Les Dix petits nègres, Autant en emporte le vent, ou encore Carmen, les revendications communautaires s’attaquent de jour en jour au patrimoine culturel. Des polémiques qui entraînent une diminution de la liberté d’expression, ce que dénonce Anne-Sophie Chazaud.

“Une privatisation de la censure”

“On a assisté ces dernières décennies à un festival assez grotesque de ce que pouvait donner la censure militante complètement hystérisée”, souligne la philosophe qui note “une très grosse accélération ces dernières années”. Un phénomène rendu possible “grâce à une privatisation de la censure”, considère-t-elle.

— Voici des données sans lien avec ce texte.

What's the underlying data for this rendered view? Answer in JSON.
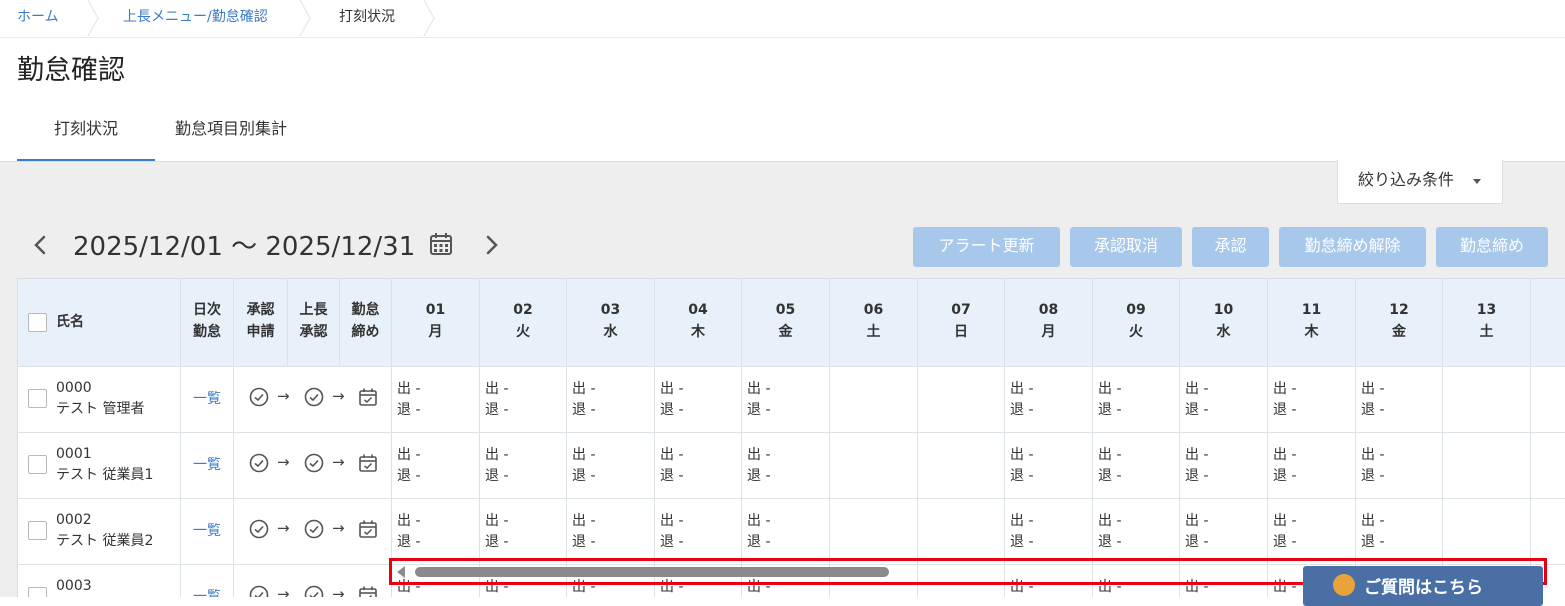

Si cette censure intervient par des militants, des associations privées, “c’est toujours grâce au pouvoir politique que ces minorités ont cette capacité immense à aller en justice”, remarque Anne-Sophie Chazaud, rappelant “qu’il ne faut jamais oublier que d’une façon ou d’une autre, le pouvoir politique a sa responsabilité”. Cette dépossession de la censure, qui selon une “mise en scène ne vient plus de l’État, néanmoins il a bien sa part quand même”.

 

“Il faut parler une certaine langue”

Des exemples quotidiens de la censure, notamment dans les sphères “culturelles, intellectuelles et universitaires”“C’est dans cette sphère-là que c’est le plus évident”, souligne la philosophe qui prend pour exemple la campagne contre le film Autant en emporte le vent, pour qu’il soit déprogrammé du Grand Rex, fin juin, ou encore le changement de nom du roman d’Agatha Christie, Dix petits nègres.

Mais si ces campagnes sont visibles du grand public, il existe un phénomène plus difficile à percevoir, “la question de l’auto-censure”. Dans ces milieux, “si vous voulez éviter que l’on vous traite de sexiste, de xénophobe, ou tout simplement pour être recruté et avoir le droit d’exister socialement, il faut parler une certaine langue”, témoigne Anne-Sophie Chazaud. Une censure qui est le cœur du problème parce que ça fait une bonne quarantaine d’années que ces milieux sont la fabrique de l’opinion”, déplore l’auteur.